Un texte pour rien ? Pas vraiment, mais le projet de loi relatif à la différenciation, la décentralisation, la déconcentration et portant diverses mesures de simplification, baptisé « 4D » (même si le « D » de « décomplexification » a disparu de son intitulé) et présenté le 12 mai, en Conseil des ministres, laisse les élus sur leur faim. Au terme d’un processus de concertation engagé en 2020, perturbé par la crise sanitaire et qui a donné lieu à plusieurs versions provisoires du texte, Jacqueline Gourault, ministre de la Cohésion des territoires et des Relations avec les collectivités territoriales, affirme, dans l’exposé des motifs, que son objectif « est de répondre aux besoins de proximité et d’efficacité exprimés par les élus et les citoyens ». L’AMF déplore, pour sa part, un texte « sans réelle ambition décentralisatrice », à l’instar du CNEN qui a rendu, le 1
er avril, un avis défavorable sur la version qui lui était soumise, et de Régions de France. Dans une tribune publiée dans
Le Monde du 11 mai, 47 présidents de conseils départementaux estiment que « les départements sont les oubliés d’une loi “ 4D ” sans relief », tandis que le Sénat a souligné que le texte « ne répond pas tout à fait aux attentes » (lire ci-dessous). À plusieurs reprises, et notamment lors du Bureau de l’Association du 7 avril, François Baroin, président de l’AMF, a souligné l’urgence d’approfondir la décentralisation dans les domaines de la santé, de la transition écologique, du logement, de la culture et du sport.
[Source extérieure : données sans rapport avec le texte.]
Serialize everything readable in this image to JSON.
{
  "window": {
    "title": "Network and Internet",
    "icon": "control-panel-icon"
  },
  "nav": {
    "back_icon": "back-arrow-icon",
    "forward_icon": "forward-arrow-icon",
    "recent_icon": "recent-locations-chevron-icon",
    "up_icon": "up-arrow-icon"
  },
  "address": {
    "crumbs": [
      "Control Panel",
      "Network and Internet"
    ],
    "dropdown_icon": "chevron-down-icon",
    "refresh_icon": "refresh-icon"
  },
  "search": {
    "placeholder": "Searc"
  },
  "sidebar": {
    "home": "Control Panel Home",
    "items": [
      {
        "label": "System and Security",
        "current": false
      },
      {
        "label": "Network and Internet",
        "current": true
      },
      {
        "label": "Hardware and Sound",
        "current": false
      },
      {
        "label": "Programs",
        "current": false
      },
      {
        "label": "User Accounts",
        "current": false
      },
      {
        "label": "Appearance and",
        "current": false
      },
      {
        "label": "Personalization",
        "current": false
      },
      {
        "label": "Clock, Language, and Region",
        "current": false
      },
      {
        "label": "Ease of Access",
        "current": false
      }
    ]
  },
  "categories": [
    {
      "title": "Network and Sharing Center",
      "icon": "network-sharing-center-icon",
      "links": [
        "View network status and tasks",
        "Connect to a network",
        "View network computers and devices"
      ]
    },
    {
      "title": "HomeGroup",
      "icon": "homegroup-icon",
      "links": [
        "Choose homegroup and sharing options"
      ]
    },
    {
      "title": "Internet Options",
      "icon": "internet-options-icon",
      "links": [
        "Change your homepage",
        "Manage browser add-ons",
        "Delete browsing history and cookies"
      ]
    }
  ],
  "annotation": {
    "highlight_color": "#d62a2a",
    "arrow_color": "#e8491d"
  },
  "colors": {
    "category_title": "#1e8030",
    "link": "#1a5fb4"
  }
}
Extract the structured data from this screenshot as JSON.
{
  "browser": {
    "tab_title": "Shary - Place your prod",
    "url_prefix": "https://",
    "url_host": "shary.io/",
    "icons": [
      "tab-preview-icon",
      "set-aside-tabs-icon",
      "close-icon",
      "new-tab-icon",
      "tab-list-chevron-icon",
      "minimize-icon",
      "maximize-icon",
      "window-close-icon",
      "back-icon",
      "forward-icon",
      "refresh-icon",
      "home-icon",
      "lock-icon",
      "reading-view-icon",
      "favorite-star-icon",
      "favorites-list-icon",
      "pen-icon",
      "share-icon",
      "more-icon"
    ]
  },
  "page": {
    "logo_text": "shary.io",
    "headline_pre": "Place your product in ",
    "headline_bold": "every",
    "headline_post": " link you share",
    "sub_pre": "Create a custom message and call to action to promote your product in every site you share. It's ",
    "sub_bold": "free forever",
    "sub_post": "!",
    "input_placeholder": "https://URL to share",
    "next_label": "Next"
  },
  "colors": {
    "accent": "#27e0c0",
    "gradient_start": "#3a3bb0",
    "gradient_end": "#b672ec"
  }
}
Au sortir de l’état d’urgence sanitaire, il estime que le gouvernement n’a pas tiré les leçons de la crise sanitaire, économique et sociale liée à la pandémie : à savoir la nécessité de « renforcer les libertés locales ». La gestion ultra-centralisée de la crise sanitaire a montré, selon lui, « les limites d’un État qui ne peut plus tout gérer tout seul » et la nécessité d’engager une nouvelle étape de la décentralisation « dont les maîtres mots seront liberté, subsidiarité, proximité, responsabilité » mais aussi « confiance dans la capacité des collectivités à répondre, à ses côtés, aux nombreux défis de notre société ». Le projet de loi, que le Sénat devrait examiner à partir du 5 juillet (
https://bit.ly/3v3ngjV), comporte un premier titre relatif à la « différenciation territoriale » dont l’objectif est d’adapter l’organisation des compétences des collectivités aux spécificités locales. Un premier jalon a été posé en la matière par la loi du 19 avril 2021 relative à la simplification des expérimentations. Le projet de loi 4D « souhaite développer les possibilités de délégation de compétences entre collectivités territoriales et EPCI à fiscalité propre pour la réalisation de projets structurants sur les territoires et non sur l’ensemble d’une compétence », dans le cadre des conférences territoriales de l’action publique (CTAP).
La crise sanitaire, économique et sociale a montré « la nécessité de renforcer les libertés locales », selon l’AMF.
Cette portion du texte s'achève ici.